Lawrence Richard Walters

The Legend of Inspiration I

Larry Walters really, really wanted to fly.  Larry had first thought of using weather balloons to fly at age 13, after seeing them hanging from the ceiling of a military surplus store.  He tried joining the Air Force, but was unable to become a pilot in the United States Air Force because of his poor eyesight.  Being no wuss, he became an Army veteran who served in Vietnam.  After he was discharged from the military, he sat in his backyard watching jets fly overhead.  At that time, he was employed as a truck driver in Southern California.  Like most blue-collar workers with crappy vision, dreams like flying never come to fruition; however, Larry wasn’t going for that sh!t. On July 2, 1982, he fastened 42 surplus balloons …to a lawn chair.  He launched his homemade aircraft, dubbed Inspiration I, from his girlfriend’s San Pedro home. Larry was an aviator-on-a-budget badass.

He hatched his weather balloon scheme while sitting outside in his “extremely comfortable” Sears lawn chair.  He carried various supplies with him (sandwiches, some Miller Lite, and a camera). This also included a CB radio and a pellet gun to shoot balloons one at a time to descend.  Strapped with a parachute, Larry mounted his gas-enhanced throne.  His intention was to attach a few helium-filled weather balloons to his lawn chair, cut the anchor, and then float above his backyard at a height of about 30 feet (9.1 m) for several hours.  Badasses prefer to drink their beer at high altitudes.

Larry with “Aviators” and mustache

Larry with “Aviators” and mustache

He didn’t realize how powerful the buoyancy of the balloons was.  When his friends cut the cord that tied his lawn chair to his Jeep (badasses drive Jeeps), he did not float lazily up to 30 feet.  Instead, he streaked into the L.A. sky as if shot from a cannon on freaking steroids.  He shot upward so quickly that his Aviator sunglasses flew to the ground.  How badass was Larry? He didn’t hover at 30 feet.  Heck no.  He didn’t hover at 200 feet.  That’s pussy stuff.  He didn’t hover at 500 feet.  F@ck that.  He floated around the L.A. basin for several hours and reached altitudes of up to 16,000 feet …in a lawn chair …with beer.


“What the hell …are you staring at my awesome Aviators & sweet mustache?”

According to an article in the New York Times the next day, Walters was spotted by pilots from both TWA and Delta Airlines.  It was damn cold at 16,000 feet and he started shooting some of his balloons to descend, but dropped his pellet gun and had to wait for his rig to come down on its own.  Of course he landed like a badass – in a residential neighborhood in Long Beach and getting tangled in some power lines – causing a power blackout for over 20 minutes.  Screw your cable: Larry’s landed, bitch!  He was immediately arrested by the man for being the man.  Rumors say it’s because his mustache was more awesome than the L.A.P.D.’s.  As he was led away in handcuffs, a reporter dispatched to cover the daring rescue asked him why he had done it. Larry replied nonchalantly, “A man can’t just sit around.”

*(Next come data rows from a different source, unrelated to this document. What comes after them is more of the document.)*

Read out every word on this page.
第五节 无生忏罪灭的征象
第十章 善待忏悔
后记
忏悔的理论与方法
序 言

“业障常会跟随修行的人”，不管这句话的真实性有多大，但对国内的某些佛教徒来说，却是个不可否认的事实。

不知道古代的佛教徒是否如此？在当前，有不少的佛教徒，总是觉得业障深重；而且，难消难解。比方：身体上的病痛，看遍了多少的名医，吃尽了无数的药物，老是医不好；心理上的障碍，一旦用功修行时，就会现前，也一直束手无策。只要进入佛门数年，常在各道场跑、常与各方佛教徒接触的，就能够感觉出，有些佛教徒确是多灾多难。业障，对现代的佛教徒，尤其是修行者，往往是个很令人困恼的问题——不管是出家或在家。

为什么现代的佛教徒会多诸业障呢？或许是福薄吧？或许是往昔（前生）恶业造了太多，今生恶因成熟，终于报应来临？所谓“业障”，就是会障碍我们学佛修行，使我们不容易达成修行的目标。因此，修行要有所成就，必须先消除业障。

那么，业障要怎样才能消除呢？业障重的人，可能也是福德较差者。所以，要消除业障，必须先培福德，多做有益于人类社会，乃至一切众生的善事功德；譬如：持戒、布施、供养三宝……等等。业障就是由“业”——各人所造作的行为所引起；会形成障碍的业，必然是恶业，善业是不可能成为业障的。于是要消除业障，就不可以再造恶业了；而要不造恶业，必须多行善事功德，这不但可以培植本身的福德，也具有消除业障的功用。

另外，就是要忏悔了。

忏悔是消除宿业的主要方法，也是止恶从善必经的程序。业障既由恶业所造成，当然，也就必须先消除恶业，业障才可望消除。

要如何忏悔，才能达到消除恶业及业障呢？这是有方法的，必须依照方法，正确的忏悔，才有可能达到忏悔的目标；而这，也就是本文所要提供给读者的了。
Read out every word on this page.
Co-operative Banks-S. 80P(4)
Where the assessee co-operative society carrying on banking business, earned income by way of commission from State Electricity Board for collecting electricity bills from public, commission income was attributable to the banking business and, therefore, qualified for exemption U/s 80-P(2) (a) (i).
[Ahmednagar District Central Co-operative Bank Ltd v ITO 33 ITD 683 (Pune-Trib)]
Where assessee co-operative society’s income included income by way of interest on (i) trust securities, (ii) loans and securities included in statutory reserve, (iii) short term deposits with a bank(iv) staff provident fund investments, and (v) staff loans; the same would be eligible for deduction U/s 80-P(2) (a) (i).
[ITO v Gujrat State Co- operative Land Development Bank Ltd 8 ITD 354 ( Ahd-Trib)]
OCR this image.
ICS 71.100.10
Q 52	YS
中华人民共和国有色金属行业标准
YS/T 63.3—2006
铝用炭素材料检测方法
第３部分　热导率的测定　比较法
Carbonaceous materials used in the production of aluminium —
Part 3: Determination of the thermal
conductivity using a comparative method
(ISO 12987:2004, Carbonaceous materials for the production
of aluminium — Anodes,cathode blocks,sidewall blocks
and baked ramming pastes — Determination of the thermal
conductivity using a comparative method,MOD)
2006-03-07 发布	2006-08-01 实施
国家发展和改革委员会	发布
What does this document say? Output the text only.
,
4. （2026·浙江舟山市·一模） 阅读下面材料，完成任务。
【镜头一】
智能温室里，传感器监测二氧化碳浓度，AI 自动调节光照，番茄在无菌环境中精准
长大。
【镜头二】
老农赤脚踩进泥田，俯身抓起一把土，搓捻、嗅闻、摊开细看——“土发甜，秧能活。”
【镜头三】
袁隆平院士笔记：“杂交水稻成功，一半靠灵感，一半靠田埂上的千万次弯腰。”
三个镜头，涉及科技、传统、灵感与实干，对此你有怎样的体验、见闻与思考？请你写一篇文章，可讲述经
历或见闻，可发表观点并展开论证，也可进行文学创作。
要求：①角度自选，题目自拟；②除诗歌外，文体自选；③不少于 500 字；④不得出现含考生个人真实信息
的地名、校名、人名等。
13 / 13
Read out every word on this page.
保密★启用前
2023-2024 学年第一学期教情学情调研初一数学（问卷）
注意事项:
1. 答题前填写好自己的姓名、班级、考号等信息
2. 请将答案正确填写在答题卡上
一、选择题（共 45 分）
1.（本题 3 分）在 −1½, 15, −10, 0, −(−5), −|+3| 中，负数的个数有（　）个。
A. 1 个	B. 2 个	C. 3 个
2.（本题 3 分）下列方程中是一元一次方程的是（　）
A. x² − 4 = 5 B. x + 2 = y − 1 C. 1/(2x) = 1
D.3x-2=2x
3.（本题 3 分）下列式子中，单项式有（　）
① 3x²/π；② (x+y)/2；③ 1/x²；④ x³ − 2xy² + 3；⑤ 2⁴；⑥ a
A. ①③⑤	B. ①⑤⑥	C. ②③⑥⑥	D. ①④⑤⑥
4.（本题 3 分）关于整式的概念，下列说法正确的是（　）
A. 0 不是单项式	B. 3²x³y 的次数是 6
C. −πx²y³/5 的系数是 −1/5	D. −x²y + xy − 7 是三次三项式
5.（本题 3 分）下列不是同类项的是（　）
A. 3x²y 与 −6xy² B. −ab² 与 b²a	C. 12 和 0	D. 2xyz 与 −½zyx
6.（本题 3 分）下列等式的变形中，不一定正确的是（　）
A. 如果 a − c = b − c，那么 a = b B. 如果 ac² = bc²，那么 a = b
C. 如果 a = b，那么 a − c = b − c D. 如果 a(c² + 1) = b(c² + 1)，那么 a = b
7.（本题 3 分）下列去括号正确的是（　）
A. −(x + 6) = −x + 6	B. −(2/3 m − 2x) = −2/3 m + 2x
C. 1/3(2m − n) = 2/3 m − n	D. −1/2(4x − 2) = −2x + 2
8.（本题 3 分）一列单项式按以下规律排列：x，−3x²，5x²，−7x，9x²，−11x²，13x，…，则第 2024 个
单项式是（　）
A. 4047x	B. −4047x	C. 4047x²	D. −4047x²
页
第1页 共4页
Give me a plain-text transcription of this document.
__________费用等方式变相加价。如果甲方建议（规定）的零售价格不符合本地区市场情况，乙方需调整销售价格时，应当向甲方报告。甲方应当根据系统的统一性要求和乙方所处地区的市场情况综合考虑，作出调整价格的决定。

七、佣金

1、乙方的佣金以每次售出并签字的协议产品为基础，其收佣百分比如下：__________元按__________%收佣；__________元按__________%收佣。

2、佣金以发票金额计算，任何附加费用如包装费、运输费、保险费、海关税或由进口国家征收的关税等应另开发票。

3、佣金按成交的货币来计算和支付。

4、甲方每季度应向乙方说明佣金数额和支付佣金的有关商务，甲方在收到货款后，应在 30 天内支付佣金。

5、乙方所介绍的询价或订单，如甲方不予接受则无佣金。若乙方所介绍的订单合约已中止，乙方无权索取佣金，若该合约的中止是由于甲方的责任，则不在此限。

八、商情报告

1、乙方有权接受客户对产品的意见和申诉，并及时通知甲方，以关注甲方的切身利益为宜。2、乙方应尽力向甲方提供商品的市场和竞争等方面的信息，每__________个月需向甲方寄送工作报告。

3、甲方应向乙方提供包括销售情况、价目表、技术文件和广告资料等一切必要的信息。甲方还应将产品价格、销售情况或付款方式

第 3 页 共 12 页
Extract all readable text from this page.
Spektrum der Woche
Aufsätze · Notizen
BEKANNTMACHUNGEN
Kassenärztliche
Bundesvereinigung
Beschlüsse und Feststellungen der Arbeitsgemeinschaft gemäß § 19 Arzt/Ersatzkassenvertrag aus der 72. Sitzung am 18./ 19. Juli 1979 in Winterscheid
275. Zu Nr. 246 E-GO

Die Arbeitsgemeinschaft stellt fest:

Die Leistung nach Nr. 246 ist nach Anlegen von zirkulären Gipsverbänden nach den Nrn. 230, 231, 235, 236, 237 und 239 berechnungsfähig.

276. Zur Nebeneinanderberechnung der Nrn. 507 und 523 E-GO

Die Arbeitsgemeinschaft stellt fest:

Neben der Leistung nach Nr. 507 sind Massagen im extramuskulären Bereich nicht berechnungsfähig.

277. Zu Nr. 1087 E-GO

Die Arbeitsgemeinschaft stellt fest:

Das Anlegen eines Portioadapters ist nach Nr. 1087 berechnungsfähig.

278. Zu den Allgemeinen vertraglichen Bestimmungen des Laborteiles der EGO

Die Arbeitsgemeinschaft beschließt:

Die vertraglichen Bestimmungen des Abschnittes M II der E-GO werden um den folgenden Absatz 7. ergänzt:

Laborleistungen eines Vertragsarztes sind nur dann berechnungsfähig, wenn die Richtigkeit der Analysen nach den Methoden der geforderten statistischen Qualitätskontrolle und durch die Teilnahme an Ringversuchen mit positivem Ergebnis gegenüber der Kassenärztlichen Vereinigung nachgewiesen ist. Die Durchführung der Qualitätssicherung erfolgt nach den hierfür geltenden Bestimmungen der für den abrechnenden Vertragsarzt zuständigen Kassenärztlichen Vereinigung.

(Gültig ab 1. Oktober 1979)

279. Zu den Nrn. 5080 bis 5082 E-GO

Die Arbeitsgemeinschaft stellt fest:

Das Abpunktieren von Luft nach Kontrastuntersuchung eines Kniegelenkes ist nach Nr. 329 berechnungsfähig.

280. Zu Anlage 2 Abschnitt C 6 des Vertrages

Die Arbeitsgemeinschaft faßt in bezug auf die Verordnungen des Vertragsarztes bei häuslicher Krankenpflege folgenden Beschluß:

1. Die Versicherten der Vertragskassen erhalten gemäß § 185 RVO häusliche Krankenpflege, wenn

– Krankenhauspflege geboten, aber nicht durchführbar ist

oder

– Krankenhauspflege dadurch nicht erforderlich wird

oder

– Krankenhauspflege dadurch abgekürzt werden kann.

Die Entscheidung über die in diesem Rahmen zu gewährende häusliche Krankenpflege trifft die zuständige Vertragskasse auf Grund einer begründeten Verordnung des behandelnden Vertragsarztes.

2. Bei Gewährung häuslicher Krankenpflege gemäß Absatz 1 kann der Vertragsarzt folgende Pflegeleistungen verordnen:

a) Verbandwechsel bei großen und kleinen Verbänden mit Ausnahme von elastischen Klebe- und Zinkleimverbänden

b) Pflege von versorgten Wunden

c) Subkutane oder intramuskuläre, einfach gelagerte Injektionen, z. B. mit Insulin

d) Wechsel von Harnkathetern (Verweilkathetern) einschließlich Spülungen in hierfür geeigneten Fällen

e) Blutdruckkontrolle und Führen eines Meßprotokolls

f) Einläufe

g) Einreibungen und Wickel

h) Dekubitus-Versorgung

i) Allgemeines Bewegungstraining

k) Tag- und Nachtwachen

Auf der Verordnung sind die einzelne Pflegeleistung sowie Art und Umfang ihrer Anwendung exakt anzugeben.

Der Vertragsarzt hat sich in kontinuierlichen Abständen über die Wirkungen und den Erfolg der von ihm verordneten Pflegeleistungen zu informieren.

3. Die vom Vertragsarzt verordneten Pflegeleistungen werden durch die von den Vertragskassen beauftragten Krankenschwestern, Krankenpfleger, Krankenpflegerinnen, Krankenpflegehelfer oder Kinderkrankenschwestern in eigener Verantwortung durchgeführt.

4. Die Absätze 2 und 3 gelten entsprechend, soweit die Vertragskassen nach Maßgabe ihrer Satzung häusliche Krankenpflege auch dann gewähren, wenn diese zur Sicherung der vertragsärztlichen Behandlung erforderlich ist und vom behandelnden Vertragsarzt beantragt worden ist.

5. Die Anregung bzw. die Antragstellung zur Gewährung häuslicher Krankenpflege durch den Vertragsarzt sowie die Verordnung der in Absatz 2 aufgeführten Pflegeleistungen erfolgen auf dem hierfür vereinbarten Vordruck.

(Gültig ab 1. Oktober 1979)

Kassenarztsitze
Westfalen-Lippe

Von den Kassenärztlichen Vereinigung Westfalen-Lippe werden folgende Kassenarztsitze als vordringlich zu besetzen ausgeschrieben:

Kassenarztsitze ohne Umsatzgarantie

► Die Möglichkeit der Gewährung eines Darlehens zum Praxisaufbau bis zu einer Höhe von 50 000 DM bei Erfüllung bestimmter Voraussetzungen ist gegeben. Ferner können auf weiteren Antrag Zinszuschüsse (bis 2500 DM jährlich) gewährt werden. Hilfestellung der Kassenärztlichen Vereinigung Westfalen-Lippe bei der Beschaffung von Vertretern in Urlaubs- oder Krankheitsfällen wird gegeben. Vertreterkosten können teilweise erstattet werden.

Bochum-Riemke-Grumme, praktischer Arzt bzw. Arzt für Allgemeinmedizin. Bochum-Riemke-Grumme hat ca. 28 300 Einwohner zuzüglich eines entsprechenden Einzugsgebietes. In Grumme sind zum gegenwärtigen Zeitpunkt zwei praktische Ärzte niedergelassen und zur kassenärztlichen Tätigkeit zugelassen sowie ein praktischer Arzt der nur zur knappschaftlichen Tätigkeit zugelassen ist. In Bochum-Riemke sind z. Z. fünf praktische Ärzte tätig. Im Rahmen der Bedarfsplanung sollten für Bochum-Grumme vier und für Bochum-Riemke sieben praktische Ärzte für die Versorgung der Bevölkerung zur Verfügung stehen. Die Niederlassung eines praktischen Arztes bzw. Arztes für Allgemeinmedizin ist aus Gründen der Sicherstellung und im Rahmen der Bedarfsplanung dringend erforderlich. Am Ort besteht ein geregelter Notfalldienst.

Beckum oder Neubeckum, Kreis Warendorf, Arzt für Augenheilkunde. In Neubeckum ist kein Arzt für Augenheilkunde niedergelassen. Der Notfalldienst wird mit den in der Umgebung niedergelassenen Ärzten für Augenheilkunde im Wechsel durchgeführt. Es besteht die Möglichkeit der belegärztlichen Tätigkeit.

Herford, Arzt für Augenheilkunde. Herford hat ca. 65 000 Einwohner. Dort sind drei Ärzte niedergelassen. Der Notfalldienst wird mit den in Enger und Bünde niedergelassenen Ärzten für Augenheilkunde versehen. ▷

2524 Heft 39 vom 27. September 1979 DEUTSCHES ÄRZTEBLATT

The stunt earned Walters fine from the F.A.A., the top prize from the Bonehead (more like “Badass”) Club of Dallas, the altitude record for gas-filled clustered balloons (which could not be officially recorded because he was unlicensed and unsanctioned) and international admiration.  He appeared on “The Tonight Show” and was flown to New York to be on “Late Night with David Letterman,” which he later described as “the most fun I’ve ever had.”  He even was a motivational speaker for folks less badass.

Larry’s route whilst riding Inspiration I

Larry’s route whilst riding Inspiration I

He gave his “aircraft” — the aluminum lawn chair — to an admiring boy named Jerry after he landed, later regretting it.  Not for selfish reasons, but because the g@ddamn Smithsonian wanted it.  When has the Smithsonian wanted any of your outdoor furniture?  Twenty years later, Jerry, now an adult, emailed a web site dedicated to Larry ( about the chair.  It was still sitting in his garage, attached to some of the original tethers and water jugs used as ballast.  Larry Walters said, “It was something I had to do.  I had this dream for twenty years, and if I hadn’t done it, I think I would have ended up in the funny farm.  I didn’t think that by fulfilling my goal in life — my dream — that I would create such a stir and make people laugh.”  Larry grabbed life by the nut-sack …and punched it!

Here is Larry in a 1992 Timex Ad for “Adventurous Individuals”

Here is Larry in a 1992 Timex Ad for “Adventurous Individuals”

R.I.P. Larry “My mustache is still awesome” Walters.